BusyDad: So, Mommica, did you pass out those flyers?
Mommica: Flyers? What is this, college? You have speakers to sell?
BusyDad: Well how else were we going to spread the news about our BlogKids Convention!
Mommica: Hello! Evite? You were supposed to Evite everyone.
BusyDad: I Twittered it.
Mommica: Who the hell follows you on Twitter?
And so went the opening ceremonies of the first annual BlogKids Convention. Organizers and attendees were equally excited to get this thing kicked off, mainly because they were the same people. Mommica and Me and the poor kids who will curse having bloggers for parents our wonderfully adorable children. And the fact that this was held the same weekend as BlogHer? An optimist would say that’s the reason only 2 adults and 3 kids showed up. A normal person would say “dumbasses.”

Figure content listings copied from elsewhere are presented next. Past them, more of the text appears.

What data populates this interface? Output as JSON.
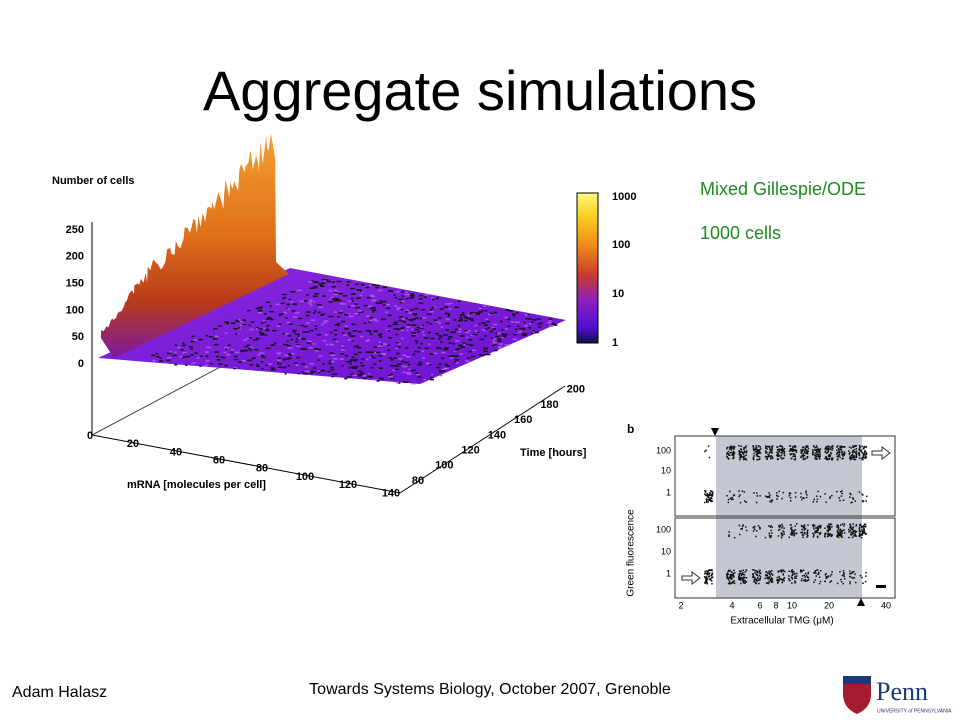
{
  "title": "Aggregate simulations",
  "notes": [
    "Mixed Gillespie/ODE",
    "1000 cells"
  ],
  "footer": {
    "author": "Adam Halasz",
    "event": "Towards Systems Biology, October 2007, Grenoble"
  },
  "logo": {
    "name": "Penn",
    "subtitle": "UNIVERSITY of PENNSYLVANIA"
  },
  "surface_plot": {
    "z_label": "Number of cells",
    "z_ticks": [
      0,
      50,
      100,
      150,
      200,
      250
    ],
    "x_label": "mRNA [molecules per cell]",
    "x_ticks": [
      0,
      20,
      40,
      60,
      80,
      100,
      120,
      140
    ],
    "y_label": "Time [hours]",
    "y_ticks": [
      80,
      100,
      120,
      140,
      160,
      180,
      200
    ],
    "colorbar_ticks": [
      1,
      10,
      100,
      1000
    ]
  },
  "inset": {
    "panel": "b",
    "y_label": "Green fluorescence",
    "y_ticks_top": [
      1,
      10,
      100
    ],
    "y_ticks_bottom": [
      1,
      10,
      100
    ],
    "x_label": "Extracellular TMG (μM)",
    "x_ticks": [
      2,
      4,
      6,
      8,
      10,
      20,
      40
    ]
  }
}
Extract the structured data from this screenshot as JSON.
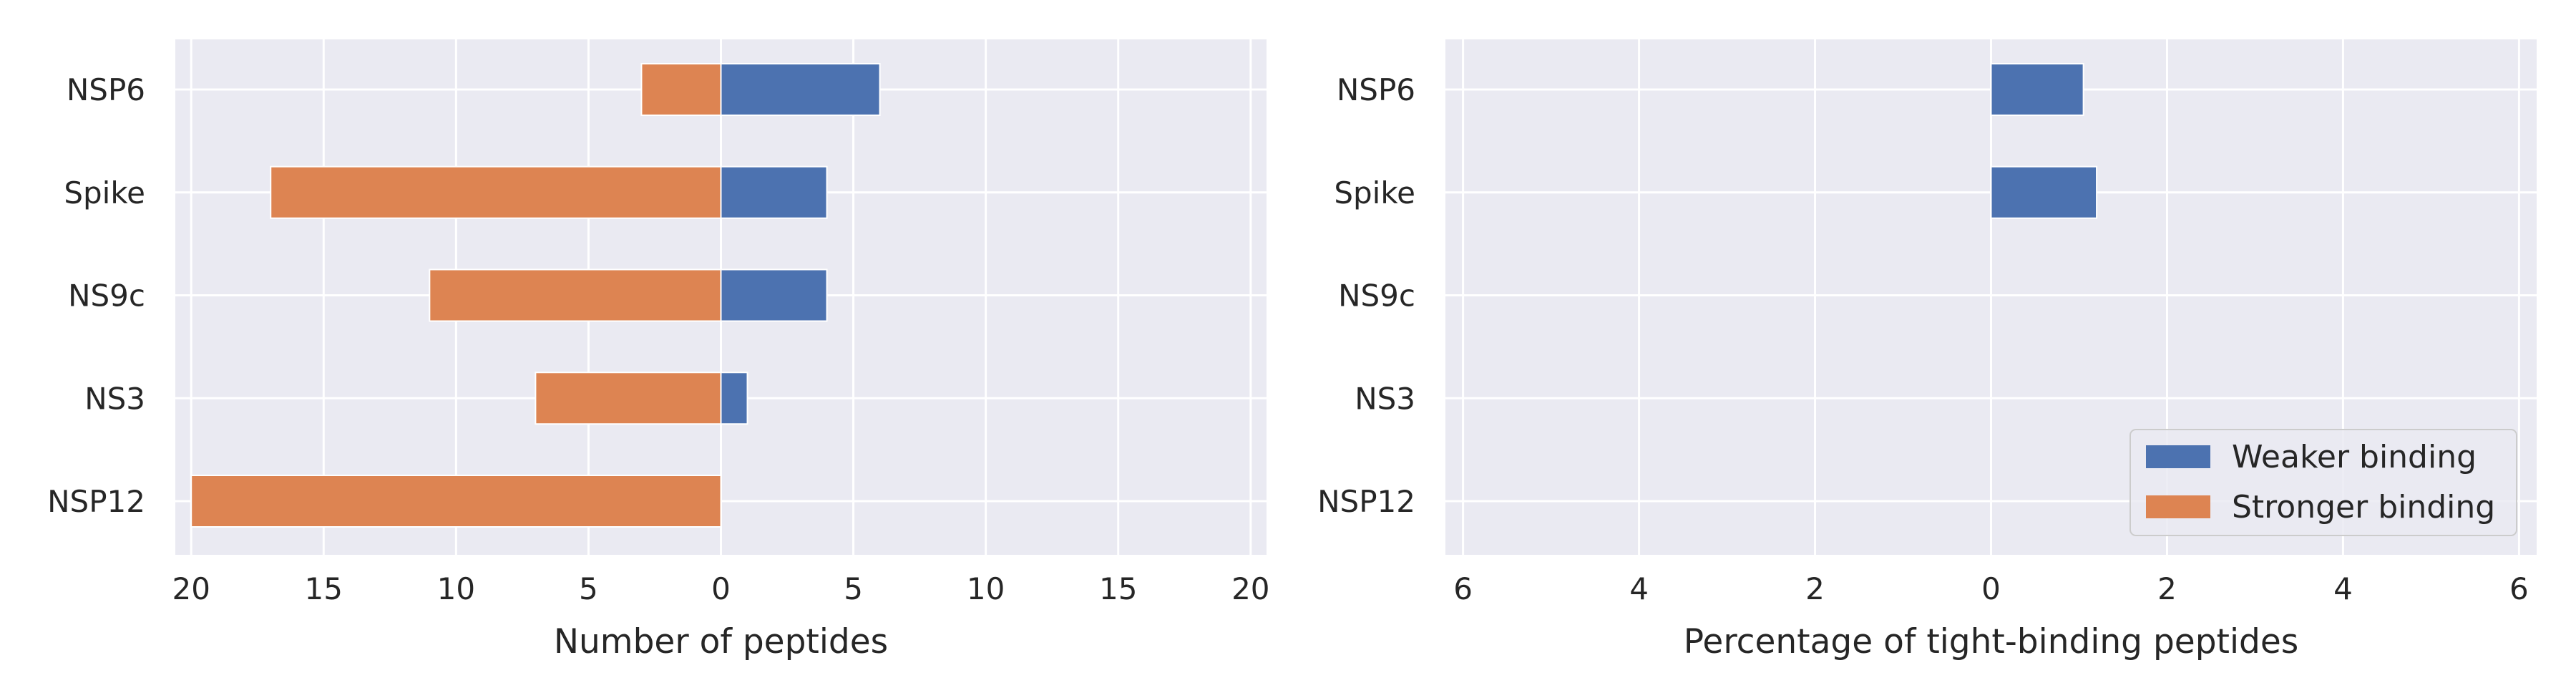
{
  "colors": {
    "plot_bg": "#EAEAF2",
    "grid": "#FFFFFF",
    "weaker": "#4C72B0",
    "stronger": "#DD8452",
    "text": "#262626"
  },
  "chart_data": [
    {
      "type": "bar",
      "orientation": "horizontal",
      "stacking": "diverging",
      "categories": [
        "NSP6",
        "Spike",
        "NS9c",
        "NS3",
        "NSP12"
      ],
      "xlabel": "Number of peptides",
      "xlim": [
        -20.6,
        20.6
      ],
      "xticks": [
        -20,
        -15,
        -10,
        -5,
        0,
        5,
        10,
        15,
        20
      ],
      "xtick_labels": [
        "20",
        "15",
        "10",
        "5",
        "0",
        "5",
        "10",
        "15",
        "20"
      ],
      "grid": true,
      "series": [
        {
          "key": "weaker",
          "values": [
            6,
            4,
            4,
            1,
            0
          ]
        },
        {
          "key": "stronger",
          "values": [
            -3,
            -17,
            -11,
            -7,
            -20
          ]
        }
      ]
    },
    {
      "type": "bar",
      "orientation": "horizontal",
      "categories": [
        "NSP6",
        "Spike",
        "NS9c",
        "NS3",
        "NSP12"
      ],
      "xlabel": "Percentage of tight-binding peptides",
      "xlim": [
        -6.2,
        6.2
      ],
      "xticks": [
        -6,
        -4,
        -2,
        0,
        2,
        4,
        6
      ],
      "xtick_labels": [
        "6",
        "4",
        "2",
        "0",
        "2",
        "4",
        "6"
      ],
      "grid": true,
      "legend": "lower-right",
      "series": [
        {
          "key": "weaker",
          "name": "Weaker binding",
          "values": [
            1.05,
            1.2,
            0,
            0,
            0
          ]
        },
        {
          "key": "stronger",
          "name": "Stronger binding",
          "values": [
            0,
            0,
            0,
            0,
            0
          ]
        }
      ]
    }
  ]
}
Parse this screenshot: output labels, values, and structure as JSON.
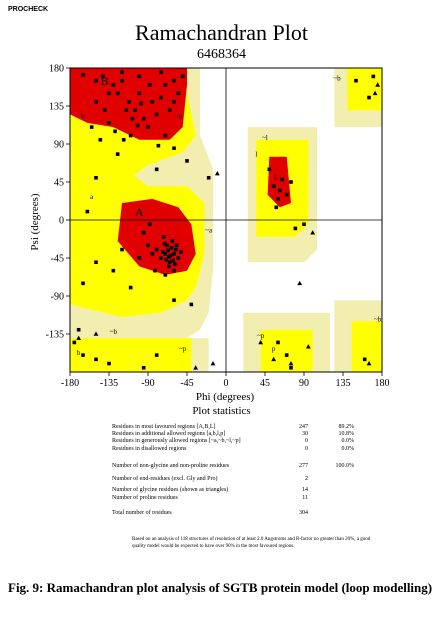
{
  "header": {
    "program": "PROCHECK",
    "title": "Ramachandran Plot",
    "subtitle": "6468364"
  },
  "colors": {
    "core": "#e00000",
    "allowed": "#ffff00",
    "generous": "#f2eeaf",
    "disallowed": "#ffffff",
    "points": "#000000"
  },
  "chart_data": {
    "type": "scatter",
    "title": "Ramachandran Plot",
    "xlabel": "Phi (degrees)",
    "ylabel": "Psi (degrees)",
    "xlim": [
      -180,
      180
    ],
    "ylim": [
      -180,
      180
    ],
    "xticks": [
      "-180",
      "-135",
      "-90",
      "-45",
      "0",
      "45",
      "90",
      "135",
      "180"
    ],
    "yticks": [
      "180",
      "135",
      "90",
      "45",
      "0",
      "-45",
      "-90",
      "-135"
    ],
    "region_labels": [
      {
        "text": "B",
        "phi": -140,
        "psi": 160
      },
      {
        "text": "b",
        "phi": -165,
        "psi": 120
      },
      {
        "text": "A",
        "phi": -100,
        "psi": 5
      },
      {
        "text": "a",
        "phi": -155,
        "psi": 25
      },
      {
        "text": "~b",
        "phi": -55,
        "psi": 120
      },
      {
        "text": "~a",
        "phi": -20,
        "psi": -15
      },
      {
        "text": "L",
        "phi": 58,
        "psi": 48
      },
      {
        "text": "~l",
        "phi": 45,
        "psi": 95
      },
      {
        "text": "l",
        "phi": 35,
        "psi": 75
      },
      {
        "text": "~p",
        "phi": -50,
        "psi": -155
      },
      {
        "text": "p",
        "phi": 55,
        "psi": -155
      },
      {
        "text": "~p",
        "phi": 40,
        "psi": -140
      },
      {
        "text": "~b",
        "phi": 128,
        "psi": 165
      },
      {
        "text": "b",
        "phi": -170,
        "psi": -160
      },
      {
        "text": "~b",
        "phi": -130,
        "psi": -135
      },
      {
        "text": "~b",
        "phi": 175,
        "psi": -120
      }
    ],
    "series": [
      {
        "symbol": "square",
        "points": [
          [
            -165,
            172
          ],
          [
            -150,
            165
          ],
          [
            -142,
            170
          ],
          [
            -130,
            160
          ],
          [
            -125,
            150
          ],
          [
            -120,
            165
          ],
          [
            -112,
            140
          ],
          [
            -105,
            130
          ],
          [
            -100,
            150
          ],
          [
            -95,
            120
          ],
          [
            -90,
            110
          ],
          [
            -85,
            140
          ],
          [
            -80,
            125
          ],
          [
            -75,
            145
          ],
          [
            -70,
            160
          ],
          [
            -65,
            130
          ],
          [
            -60,
            140
          ],
          [
            -140,
            130
          ],
          [
            -135,
            115
          ],
          [
            -128,
            105
          ],
          [
            -118,
            95
          ],
          [
            -110,
            100
          ],
          [
            -150,
            140
          ],
          [
            -155,
            110
          ],
          [
            -145,
            95
          ],
          [
            -100,
            170
          ],
          [
            -120,
            175
          ],
          [
            -75,
            175
          ],
          [
            -60,
            165
          ],
          [
            -70,
            100
          ],
          [
            -125,
            78
          ],
          [
            -108,
            120
          ],
          [
            -98,
            138
          ],
          [
            -88,
            160
          ],
          [
            -135,
            150
          ],
          [
            -115,
            130
          ],
          [
            -102,
            112
          ],
          [
            -78,
            88
          ],
          [
            -55,
            150
          ],
          [
            -50,
            170
          ],
          [
            -90,
            -30
          ],
          [
            -85,
            -40
          ],
          [
            -80,
            -35
          ],
          [
            -75,
            -45
          ],
          [
            -70,
            -40
          ],
          [
            -68,
            -30
          ],
          [
            -65,
            -50
          ],
          [
            -60,
            -40
          ],
          [
            -58,
            -35
          ],
          [
            -55,
            -45
          ],
          [
            -62,
            -25
          ],
          [
            -72,
            -20
          ],
          [
            -66,
            -55
          ],
          [
            -60,
            -60
          ],
          [
            -52,
            -38
          ],
          [
            -95,
            -15
          ],
          [
            -88,
            -5
          ],
          [
            -100,
            -45
          ],
          [
            -82,
            -60
          ],
          [
            -70,
            -65
          ],
          [
            -64,
            -42
          ],
          [
            -67,
            -36
          ],
          [
            -61,
            -48
          ],
          [
            -57,
            -30
          ],
          [
            -73,
            -38
          ],
          [
            -69,
            -47
          ],
          [
            -63,
            -33
          ],
          [
            -66,
            -44
          ],
          [
            -59,
            -52
          ],
          [
            -71,
            -28
          ],
          [
            -120,
            -35
          ],
          [
            -110,
            -80
          ],
          [
            -130,
            -60
          ],
          [
            -150,
            -50
          ],
          [
            -175,
            -145
          ],
          [
            -165,
            -160
          ],
          [
            -170,
            -130
          ],
          [
            -150,
            -165
          ],
          [
            -135,
            -170
          ],
          [
            -95,
            -175
          ],
          [
            -80,
            -160
          ],
          [
            -60,
            -95
          ],
          [
            -40,
            -100
          ],
          [
            -165,
            -75
          ],
          [
            -160,
            10
          ],
          [
            -150,
            50
          ],
          [
            -45,
            70
          ],
          [
            -60,
            85
          ],
          [
            -20,
            50
          ],
          [
            55,
            40
          ],
          [
            62,
            35
          ],
          [
            65,
            48
          ],
          [
            70,
            30
          ],
          [
            58,
            15
          ],
          [
            75,
            45
          ],
          [
            60,
            25
          ],
          [
            50,
            60
          ],
          [
            80,
            -10
          ],
          [
            90,
            -5
          ],
          [
            60,
            -145
          ],
          [
            70,
            -160
          ],
          [
            75,
            -175
          ],
          [
            150,
            165
          ],
          [
            165,
            145
          ],
          [
            170,
            170
          ],
          [
            160,
            -165
          ],
          [
            -80,
            60
          ]
        ]
      },
      {
        "symbol": "triangle",
        "points": [
          [
            -150,
            -135
          ],
          [
            175,
            160
          ],
          [
            100,
            -15
          ],
          [
            75,
            -170
          ],
          [
            -15,
            -170
          ],
          [
            165,
            -170
          ],
          [
            40,
            -145
          ],
          [
            -35,
            -175
          ],
          [
            85,
            -75
          ],
          [
            -10,
            55
          ],
          [
            55,
            -165
          ],
          [
            172,
            150
          ],
          [
            95,
            -150
          ],
          [
            -170,
            -140
          ]
        ]
      }
    ]
  },
  "stats": {
    "title": "Plot statistics",
    "rows": [
      {
        "label": "Residues in most favoured regions  [A,B,L]",
        "count": "247",
        "pct": "89.2%"
      },
      {
        "label": "Residues in additional allowed regions  [a,b,l,p]",
        "count": "30",
        "pct": "10.8%"
      },
      {
        "label": "Residues in generously allowed regions  [~a,~b,~l,~p]",
        "count": "0",
        "pct": "0.0%"
      },
      {
        "label": "Residues in disallowed regions",
        "count": "0",
        "pct": "0.0%"
      },
      {
        "label": "Number of non-glycine and non-proline residues",
        "count": "277",
        "pct": "100.0%"
      },
      {
        "label": "Number of end-residues (excl. Gly and Pro)",
        "count": "2",
        "pct": ""
      },
      {
        "label": "Number of glycine residues (shown as triangles)",
        "count": "14",
        "pct": ""
      },
      {
        "label": "Number of proline residues",
        "count": "11",
        "pct": ""
      },
      {
        "label": "Total number of residues",
        "count": "304",
        "pct": ""
      }
    ],
    "footnote": "Based on an analysis of 118 structures of resolution of at least 2.0 Angstroms and R-factor no greater than 20%, a good quality model would be expected to have over 90% in the most favoured regions."
  },
  "caption": "Fig. 9: Ramachandran plot analysis of SGTB protein model (loop modelling)"
}
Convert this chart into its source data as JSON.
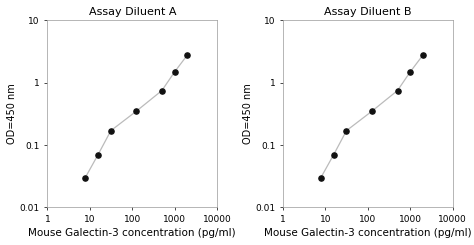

But what the BlogKids Conference lacked in attendance, it made up for in practical tips and insights for today’s budding blog child stars:
Government Regulation of Blog Post CPI (Cuteness per inch): A Roundtable Discussion
Having cute kids gives some bloggers a distinct advantage, even if it’s just a few more “OMG so cute!” or “awwwww adorable” comments per post. They add up. And in the comment exchange marketplace they trade strong against the “LOL.” Do cute kids create unfair competition? Our experts tackled the issue over Roberto’s Tacos (Wolfgang Puck said “who ze vack are you?” his team was committed to another event) as workshop participants Fury, The Prince and E demonstrated how to overclock the CPI on a page with peaceful group play, oversized swimsuits that require cinching with one hand while digging, residual food around the mouth and expressions of concentration disproportionate to the task at hand (moving sand). Time-tested techniques. This session concluded that quotas should be implemented for CPI, with the recommended punishment for exceeding such quotas being the immediate completion of all the memes sitting on one’s backburner.
Creating the Perfect “Mini Me” Moments: Beginner Workshop
Being a talented blog kid requires the ability to channel key aspects of your parent’s personality on cue. Nothing inspires an “awwwww adorable” (currently trading at 2.5641 LOLs) comment like sitting on your dad’s motorcycle with a huge helmet on, posing with sunglasses and a Budweiser or wearing “dad and me” versions of the same Hooter's t-shirt. In this session, Fury demonstrates an intermediate technique called “stand just like dad does.”
Juxtaposition of Agony: Advanced Workshop
Oh how readers love the perfect group shot where everyone’s smiling cooperatively for the camera -- except for the little one. Juxtaposing agony with pleasantries is an advanced technique that few ever master. We were lucky enough to have one of the foremost “writhe of agony” experts in the blogging field with us at BlogKids 08. They didn’t put a “The” in front of his name for nothing. The Prince shows us below in a live demonstration how to apply the Limp-Arm-So-You-Can’t-Stand-Me-Up technique in concert with the No Nap Banshee Scream.
Mommica would like everyone to know that she created that "beach hair" look on purpose to lend authenticity to the venue.
A day at the zoo recounted in blog format is just a series of pictures of your kid with a bunch of animals. Unless you can find that relevant hook that makes it blog-worthy. Fury and BusyDad parted with Mommica, E and The Prince to field test their skills at the San Diego Zoo. We tried the “cute kid imitating scary animal” thing, but this blog child star is a little past his prime for the technique. Two years ago, he probably could have supported a standalone blog post with something like this.
Finding Relevance: Breakaway Session
No, we had to keep searching. Luckily, diligence, a quick camera finger and a very regular Polar Bear were working with us that day:
We really could not top that moment with any sort of keynote speech, so we decided to just call it a year. I’ve got my Kinko’s card all set to go for 2009. Look for the blue flyer with the cute kids and a polar bear defecating.